Americans are divided on a lot of things—their opinions about clothing are no different. While a poll released Thursday found that American consumers are less concerned about the ecological impacts of what they wear than than their overseas counterparts, most would also prefer to see large fashion brands open up about their social and environmental practices.
Four in five of the 1,000 Americans surveyed by Ipsos MORI, in fact, want clothing brands to provide more information about their environmental commitments and the measures they are taking to curtail pollution in their supply chains. Around three quarters (73 percent) of respondents believe that clothing brands should be responsible for what happens in the manufacturing process, and that they need to take appropriate action to ensure clothes are produced in an environmentally friendly way.
This desire for transparency extends to the lives of factory workers, too. The majority of the American public (81 percent) say that clothing brands should be more forthcoming about the working conditions of employees in their supply chains, with a further 63 percent agreeing that the fashion industry generally pays low wages to the factory workers who make their garments.
Putting their money where their mouths are, roughly half, or 51 percent of respondents, expressed reluctance about buying from a brand that does not pay its workers a fair living wage, and 57 percent said they would be willing to pay 2 percent to 5 percent more for their garments if it allowed factory workers to earn a fair living wage.
“These findings show that American consumers want more information on working conditions in fashion supply chains and would be put off buying from brands that are not paying a fair living wage,” said Paul Roeland of the Clean Clothes Campaign, a global consortium of labor-rights groups that commissioned the poll with the Changing Markets Foundation, social and environmental advocacy group. “It’s time for the governments to act if the industry is not going to.”
But trust in brands isn’t blind.
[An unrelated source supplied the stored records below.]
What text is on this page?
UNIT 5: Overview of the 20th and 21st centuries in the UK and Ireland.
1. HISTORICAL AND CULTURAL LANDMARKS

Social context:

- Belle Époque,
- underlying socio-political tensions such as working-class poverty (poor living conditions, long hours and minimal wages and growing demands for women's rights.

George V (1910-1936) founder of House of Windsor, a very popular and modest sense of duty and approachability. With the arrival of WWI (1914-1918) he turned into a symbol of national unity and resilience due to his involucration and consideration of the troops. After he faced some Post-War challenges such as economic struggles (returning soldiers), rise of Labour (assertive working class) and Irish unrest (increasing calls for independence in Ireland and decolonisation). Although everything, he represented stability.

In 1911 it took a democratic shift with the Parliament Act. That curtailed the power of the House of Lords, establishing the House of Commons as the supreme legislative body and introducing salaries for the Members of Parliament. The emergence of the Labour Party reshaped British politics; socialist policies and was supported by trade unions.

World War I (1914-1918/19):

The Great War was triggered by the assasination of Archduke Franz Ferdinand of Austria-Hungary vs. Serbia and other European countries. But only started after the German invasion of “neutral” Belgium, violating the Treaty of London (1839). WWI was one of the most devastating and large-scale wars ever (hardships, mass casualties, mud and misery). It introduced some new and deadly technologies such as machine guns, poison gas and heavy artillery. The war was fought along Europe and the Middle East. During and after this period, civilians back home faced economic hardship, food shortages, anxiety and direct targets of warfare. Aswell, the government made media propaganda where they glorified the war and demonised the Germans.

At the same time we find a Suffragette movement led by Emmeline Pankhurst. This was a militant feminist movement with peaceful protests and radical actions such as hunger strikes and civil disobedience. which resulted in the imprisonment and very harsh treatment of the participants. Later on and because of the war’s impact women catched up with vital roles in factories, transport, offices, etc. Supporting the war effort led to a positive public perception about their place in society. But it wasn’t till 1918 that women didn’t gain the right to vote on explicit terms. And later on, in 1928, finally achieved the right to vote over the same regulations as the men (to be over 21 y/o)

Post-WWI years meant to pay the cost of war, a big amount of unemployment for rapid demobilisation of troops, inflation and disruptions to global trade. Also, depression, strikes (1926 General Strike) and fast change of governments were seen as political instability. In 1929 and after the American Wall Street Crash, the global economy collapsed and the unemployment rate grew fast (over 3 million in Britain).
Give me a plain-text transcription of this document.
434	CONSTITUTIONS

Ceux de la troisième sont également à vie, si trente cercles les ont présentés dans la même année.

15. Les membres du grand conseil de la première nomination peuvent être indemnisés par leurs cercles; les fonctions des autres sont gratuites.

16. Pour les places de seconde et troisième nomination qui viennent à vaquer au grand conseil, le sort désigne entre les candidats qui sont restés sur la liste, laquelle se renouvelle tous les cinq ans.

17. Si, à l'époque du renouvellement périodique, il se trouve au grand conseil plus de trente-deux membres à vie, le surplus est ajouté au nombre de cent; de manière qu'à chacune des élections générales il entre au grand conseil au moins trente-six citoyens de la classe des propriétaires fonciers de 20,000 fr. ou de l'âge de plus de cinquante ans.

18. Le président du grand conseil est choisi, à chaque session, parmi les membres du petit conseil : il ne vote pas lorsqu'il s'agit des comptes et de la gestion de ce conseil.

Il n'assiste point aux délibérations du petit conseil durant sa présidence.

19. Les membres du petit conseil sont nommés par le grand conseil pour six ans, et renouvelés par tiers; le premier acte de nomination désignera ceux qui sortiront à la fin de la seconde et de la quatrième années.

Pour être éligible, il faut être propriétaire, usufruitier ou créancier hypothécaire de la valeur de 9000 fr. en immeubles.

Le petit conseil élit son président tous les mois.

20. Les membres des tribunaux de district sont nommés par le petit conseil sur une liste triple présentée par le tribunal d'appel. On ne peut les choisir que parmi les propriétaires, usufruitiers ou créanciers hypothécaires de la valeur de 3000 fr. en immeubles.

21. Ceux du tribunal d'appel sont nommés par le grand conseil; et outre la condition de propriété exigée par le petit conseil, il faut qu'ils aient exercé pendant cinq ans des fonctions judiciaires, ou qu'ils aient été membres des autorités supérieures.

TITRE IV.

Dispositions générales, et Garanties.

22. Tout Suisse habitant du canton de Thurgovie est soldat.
A majority of Americans are cautious about being sold a bill of goods, with just a quarter (25 percent) admitting to trusting the sustainability information provided by the brands themselves. Further, less than a third (30 percent) think industry self-regulation is the most effective way to minimize the impacts of the fashion industry on the environment.
And it looks like brand communication could use some spiffing up as well. When questioned about specific brands like Gap, H&M and Nike, nearly half (49 percent) of Americans pleaded their ignorance about the sustainability of those supply chains, and 61 percent said they struggled to know which brands meet higher ethical standards.
Regarding the impacts of viscose production, an issue that has gained traction in industry circles of late, 66 percent of the American public agree that clothing brands should provide information about their viscose or rayon manufacturers and how their production affects the environment. Less than a quarter (22 percent) of respondents said they would believe a brand if it said it was difficult to find out information about who its viscose suppliers are. (There’s that Yankee dubiety again.)
“This survey shows strong public support for action by the fashion industry to ensure brands manufacture clothes in an environmentally friendly way,” said Ursa Trunk, a campaign advisor for the Changing Markets Foundation, which drafted a roadmap in 2017 for a cleaner viscose supply chain that counts among its supporters Asos, C&A, H&M, Inditex and Marks & Spencer. “Companies are going to need to make the switch to cleaner methods to meet these expectations.”
On average, Americans lag behind other nationalities in terms of environmental awareness, Ipsos MORI said.
Though the United States make up the largest retail market in the world, it ranks bottommost of the countries polled when it comes to concern about the environmental impacts of clothing. Thirty-four percent of respondents, for instance, said they were troubled by the environmental impacts of their apparel purchases, compared with 42 percent of Britons, 47 percent of Italians and 63 percent of Spaniards.
Similarly, American consumers rank among the lowest when it comes to prioritizing ethical production over factors such as design and fit, quality and cost, all of which they regard as superior considerations for triggering a purchase.
Americans are also less likely than their European cousins to undertake sustainable actions. One in five (20 percent) respondents said they had bought clothes made from sustainable materials over the past year, while just 16 percent indicated they made environmentally friendly decisions when purchasing clothes.
All is not lost, however. Forty percent of respondents expressed at least a willingness to buy clothing made with sustainable materials in the next six months, Ipsos MORI said.